No shortage of water in the hospital grounds. The duck pond was depleted but still there, as were the ducks. At the weekend this place had families sitting by the bank fishing. A lovely, pastoral scene. They might have been bored out of their wits, but they were bored out of their wits together and that’s what matters.


Not sure about the sportsmanship of fishing from a shrinking pond though. If the heat wave continues surely you won’t need a fishing rod, a bucket will do. ‘Dredging’ hardly has the same connotations as fishin’ though.

Not much to say about the hospital. Never seen infection control like it, you had to use this alcohol gel wash on your hands every time you went in and out the ‘diseases of the nethers’ ward. This meant that the alcohol evaporating on your hands cooled them. Also wondered if one could absorb enough alcohol through skin to have effect of a large gin.



Certainly had enough beer on the trip home to cause that effect.

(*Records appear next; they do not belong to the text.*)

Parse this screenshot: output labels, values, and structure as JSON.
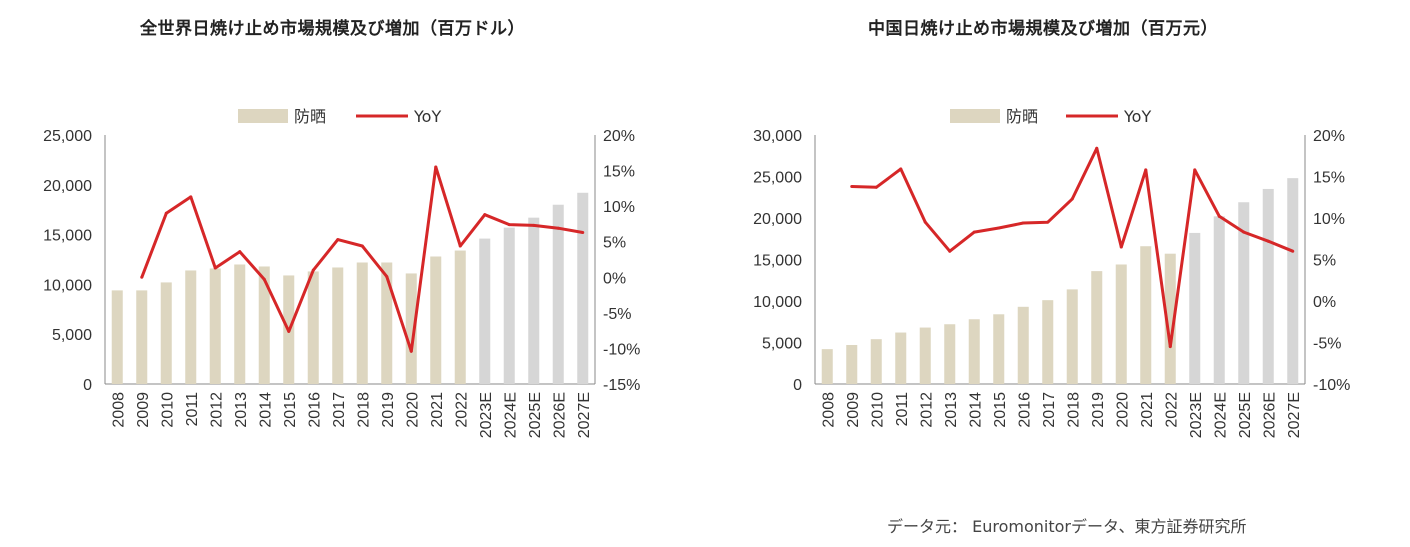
{
  "chart_data": [
    {
      "type": "bar+line",
      "title": "全世界日焼け止め市場規模及び増加（百万ドル）",
      "categories": [
        "2008",
        "2009",
        "2010",
        "2011",
        "2012",
        "2013",
        "2014",
        "2015",
        "2016",
        "2017",
        "2018",
        "2019",
        "2020",
        "2021",
        "2022",
        "2023E",
        "2024E",
        "2025E",
        "2026E",
        "2027E"
      ],
      "forecast_start_index": 15,
      "series": [
        {
          "name": "防晒",
          "kind": "bar",
          "axis": "left",
          "values": [
            9400,
            9400,
            10200,
            11400,
            11600,
            12000,
            11800,
            10900,
            11300,
            11700,
            12200,
            12200,
            11100,
            12800,
            13400,
            14600,
            15700,
            16700,
            18000,
            19200
          ],
          "colors": {
            "actual": "#ddd6c0",
            "forecast": "#d6d6d6"
          }
        },
        {
          "name": "YoY",
          "kind": "line",
          "axis": "right",
          "color": "#d62728",
          "values": [
            null,
            0.0,
            9.0,
            11.3,
            1.3,
            3.6,
            -0.3,
            -7.6,
            1.0,
            5.3,
            4.4,
            0.1,
            -10.4,
            15.5,
            4.4,
            8.8,
            7.4,
            7.3,
            6.9,
            6.3
          ]
        }
      ],
      "left_axis": {
        "min": 0,
        "max": 25000,
        "step": 5000,
        "tick_labels": [
          "0",
          "5,000",
          "10,000",
          "15,000",
          "20,000",
          "25,000"
        ]
      },
      "right_axis": {
        "min": -15,
        "max": 20,
        "step": 5,
        "tick_labels": [
          "-15%",
          "-10%",
          "-5%",
          "0%",
          "5%",
          "10%",
          "15%",
          "20%"
        ]
      },
      "legend": {
        "position": "top",
        "labels": [
          "防晒",
          "YoY"
        ]
      }
    },
    {
      "type": "bar+line",
      "title": "中国日焼け止め市場規模及び増加（百万元）",
      "categories": [
        "2008",
        "2009",
        "2010",
        "2011",
        "2012",
        "2013",
        "2014",
        "2015",
        "2016",
        "2017",
        "2018",
        "2019",
        "2020",
        "2021",
        "2022",
        "2023E",
        "2024E",
        "2025E",
        "2026E",
        "2027E"
      ],
      "forecast_start_index": 15,
      "series": [
        {
          "name": "防晒",
          "kind": "bar",
          "axis": "left",
          "values": [
            4200,
            4700,
            5400,
            6200,
            6800,
            7200,
            7800,
            8400,
            9300,
            10100,
            11400,
            13600,
            14400,
            16600,
            15700,
            18200,
            20200,
            21900,
            23500,
            24800
          ],
          "colors": {
            "actual": "#ddd6c0",
            "forecast": "#d6d6d6"
          }
        },
        {
          "name": "YoY",
          "kind": "line",
          "axis": "right",
          "color": "#d62728",
          "values": [
            null,
            13.8,
            13.7,
            15.9,
            9.5,
            6.0,
            8.3,
            8.8,
            9.4,
            9.5,
            12.3,
            18.4,
            6.5,
            15.8,
            -5.5,
            15.8,
            10.2,
            8.3,
            7.2,
            6.0
          ]
        }
      ],
      "left_axis": {
        "min": 0,
        "max": 30000,
        "step": 5000,
        "tick_labels": [
          "0",
          "5,000",
          "10,000",
          "15,000",
          "20,000",
          "25,000",
          "30,000"
        ]
      },
      "right_axis": {
        "min": -10,
        "max": 20,
        "step": 5,
        "tick_labels": [
          "-10%",
          "-5%",
          "0%",
          "5%",
          "10%",
          "15%",
          "20%"
        ]
      },
      "legend": {
        "position": "top",
        "labels": [
          "防晒",
          "YoY"
        ]
      }
    }
  ],
  "source_note": "データ元： Euromonitorデータ、東方証券研究所"
}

There’s only ever one thing you can do on a long train journey home, when you do not have to impress strangers at the other end, and that’s drink.


Of course, four cans of cold lager sent me swaying (motion of the train) to what can only be described as a space-aged loo. Christ knows how I managed to get the door locked, the control panel looked like it had come from the space shuttle. Knobs and buttons and dials for water, air and god knows what. Was probably lucky not to flush self from train.

Drinking, reading and a loo that’s more of a challenge than nintendo - train really is the only way to travel.

2 Comments:

Anonymous Anonymous said...

Alright, what the hell is wrong with you? Do you have genital warts or something?

2:47 PM  
Anonymous Anonymous said...

Please just tell me. My imagination is running wild and I'm slightly concerned.